The Department of Energy’s (DOE’s) loan programs have made more than $30 billion in loans and loan guarantees, but it has not fully developed or consistently stuck to loan monitoring policies, an official from the Government Accountability Office testified before a House subcommittee on May 30. 

Congress authorized the Loan Guarantee Program (LGP) in 2005 and the Advanced Technology Vehicles Manufacturing (ATVM) loan program in 2007, authorizing the DOE to disburse tens of billions of dollars in loans and guarantees, even though both the programs can “expose the federal government to substantial financial risks if borrowers default on their loans,” GAO Director of Natural Resources and Environment Frank Rusco told the House Subcommittee on Oversight, and Investigations at a hearing to assess the status of loan programs.

To date, only two loans, a total $6.2 billion, have been made under Section 1703 (for nuclear projects), and $28.7 billion remains to be disbursed. Under Section 1705, however, for which Congress appropriated funds to pay credit subsidy costs, 31 loans for $15.7 billion have been guaranteed, mostly to renewables projects—and of these three have defaulted, Rusco noted.

Meanwhile, five loans for $8.4 billion have been made under the ATVM loan program, but two of the five have defaulted.

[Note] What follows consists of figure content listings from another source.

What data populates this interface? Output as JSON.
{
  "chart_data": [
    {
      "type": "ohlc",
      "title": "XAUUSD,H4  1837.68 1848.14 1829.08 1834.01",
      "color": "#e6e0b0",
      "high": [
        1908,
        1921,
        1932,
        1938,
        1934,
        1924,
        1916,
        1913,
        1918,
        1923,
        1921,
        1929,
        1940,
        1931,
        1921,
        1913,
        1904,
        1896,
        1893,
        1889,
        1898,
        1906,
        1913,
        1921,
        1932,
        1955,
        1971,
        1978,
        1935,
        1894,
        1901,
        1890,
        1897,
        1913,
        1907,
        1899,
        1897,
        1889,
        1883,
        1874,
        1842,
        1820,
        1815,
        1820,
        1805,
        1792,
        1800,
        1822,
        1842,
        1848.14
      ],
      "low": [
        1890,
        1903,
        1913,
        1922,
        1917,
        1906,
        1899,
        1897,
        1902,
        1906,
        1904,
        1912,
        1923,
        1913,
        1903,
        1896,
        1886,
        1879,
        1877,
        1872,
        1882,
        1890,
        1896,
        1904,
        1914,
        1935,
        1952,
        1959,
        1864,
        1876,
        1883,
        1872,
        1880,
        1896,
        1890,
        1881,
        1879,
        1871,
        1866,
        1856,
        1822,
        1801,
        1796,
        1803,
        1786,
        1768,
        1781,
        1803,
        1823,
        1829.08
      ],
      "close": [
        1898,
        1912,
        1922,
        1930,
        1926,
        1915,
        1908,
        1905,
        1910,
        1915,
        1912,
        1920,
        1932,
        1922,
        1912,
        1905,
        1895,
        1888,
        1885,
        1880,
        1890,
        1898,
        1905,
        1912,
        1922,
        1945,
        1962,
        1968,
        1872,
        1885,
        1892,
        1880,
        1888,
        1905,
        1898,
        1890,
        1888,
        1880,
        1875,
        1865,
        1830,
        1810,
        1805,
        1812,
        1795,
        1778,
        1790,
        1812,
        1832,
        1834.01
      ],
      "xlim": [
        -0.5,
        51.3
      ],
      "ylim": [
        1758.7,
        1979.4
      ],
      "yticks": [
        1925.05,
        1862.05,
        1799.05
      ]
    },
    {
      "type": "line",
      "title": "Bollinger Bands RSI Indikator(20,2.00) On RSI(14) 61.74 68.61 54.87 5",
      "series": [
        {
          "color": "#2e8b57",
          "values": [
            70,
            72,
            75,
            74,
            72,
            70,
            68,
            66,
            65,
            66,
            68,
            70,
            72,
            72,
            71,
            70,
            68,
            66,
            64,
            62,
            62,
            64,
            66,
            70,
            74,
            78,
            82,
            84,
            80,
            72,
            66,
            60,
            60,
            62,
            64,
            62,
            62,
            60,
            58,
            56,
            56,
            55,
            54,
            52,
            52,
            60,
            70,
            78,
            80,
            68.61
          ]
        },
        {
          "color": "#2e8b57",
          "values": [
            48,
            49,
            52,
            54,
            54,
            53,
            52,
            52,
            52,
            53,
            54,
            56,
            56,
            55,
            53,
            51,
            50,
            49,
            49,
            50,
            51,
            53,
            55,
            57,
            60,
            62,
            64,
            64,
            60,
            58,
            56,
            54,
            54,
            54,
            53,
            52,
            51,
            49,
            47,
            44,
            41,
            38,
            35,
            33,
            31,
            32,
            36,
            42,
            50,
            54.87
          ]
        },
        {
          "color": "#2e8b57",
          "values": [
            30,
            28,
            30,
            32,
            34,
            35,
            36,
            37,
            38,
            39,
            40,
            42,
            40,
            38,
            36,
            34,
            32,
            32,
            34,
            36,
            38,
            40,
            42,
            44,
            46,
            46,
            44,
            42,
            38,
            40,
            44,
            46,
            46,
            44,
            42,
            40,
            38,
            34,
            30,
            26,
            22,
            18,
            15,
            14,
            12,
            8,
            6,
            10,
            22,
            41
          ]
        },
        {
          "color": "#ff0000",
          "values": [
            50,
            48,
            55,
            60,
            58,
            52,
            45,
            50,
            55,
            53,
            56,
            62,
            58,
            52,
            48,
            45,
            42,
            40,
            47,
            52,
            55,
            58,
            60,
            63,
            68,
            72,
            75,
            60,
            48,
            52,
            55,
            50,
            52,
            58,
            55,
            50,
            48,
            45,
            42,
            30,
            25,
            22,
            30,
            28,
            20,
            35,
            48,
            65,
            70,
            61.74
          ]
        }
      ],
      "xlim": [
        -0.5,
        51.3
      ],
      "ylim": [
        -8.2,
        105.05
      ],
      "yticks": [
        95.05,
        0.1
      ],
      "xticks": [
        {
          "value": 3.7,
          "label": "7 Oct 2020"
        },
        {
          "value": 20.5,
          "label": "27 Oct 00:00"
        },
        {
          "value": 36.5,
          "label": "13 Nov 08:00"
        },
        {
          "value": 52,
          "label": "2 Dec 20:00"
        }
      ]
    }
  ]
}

And, though $16.6 billion remains to be disbursed, the DOE has not made a single ATVM loan since March 2011. It had only one active application as of February 2014.

“Unless the DOE can demonstrate a demand for new ATVM loans and viable applications, Congress may wish to consider rescinding all or part of the remaining $4.2 billion in credit subsidy appropriations,” Rusco said.

Rusco also outlined a number of GAO-reported ways in which the DOE has fallen short of monitoring loan programs. Activities for evaluating and mitigating program-wide risk remain incomplete or updated, he said.

More significantly, he noted that “during a period of significant program events [2009 to 2013], such as 5 borrower defaults, the DOE was making loans and disbursing funds without a fully developed loan monitoring function.”

DOE Deputy Inspector General for Audits and Inspections Rickey Hass acknowledged his office performed a “series of reviews on various aspects” of the DOE’s Loan Programs Office (LPO).

The DOE had in December 2013 made up to $8 billion in loan guarantee authority available to support advanced fossil energy projects that avoid, reduce, or sequester greenhouse gases, he said. In April, the program also issued a draft loan guarantee solicitation for innovative renewable energy and energy efficiency projects located in the U.S. that curb greenhouse gases, that could make as much as $4 billion available in loan guarantees.

“Given the significant amount of additional funding being made available for loan guarantees and previously identified weaknesses in the Program, we will continue to monitor its activities as part of our normal risk assessment process,” said Hass. “In our view, the Loan Guarantee Program warrants special attention by Department officials and, therefore, has been one of our ‘watch list’ items since 2011.”

Peter Davidson, the executive director for the DOE’s LPO, defended his office, saying its achievements to date are “remarkable.”

“The DOE takes its responsibility to the American taxpayer very seriously,” he said. “The LPO also has one of the largest, most experienced project finance teams in the world that has the capabilities and tools to support a number of different project types, all while managing risk appropriately.”

Davidson said that due in large part to the DOE’s “meticulous due diligence, its commitment to establishing protections within all agreements, and robust project monitoring, the portfolio as a whole continues to perform very well with total losses to date of only about 2%.”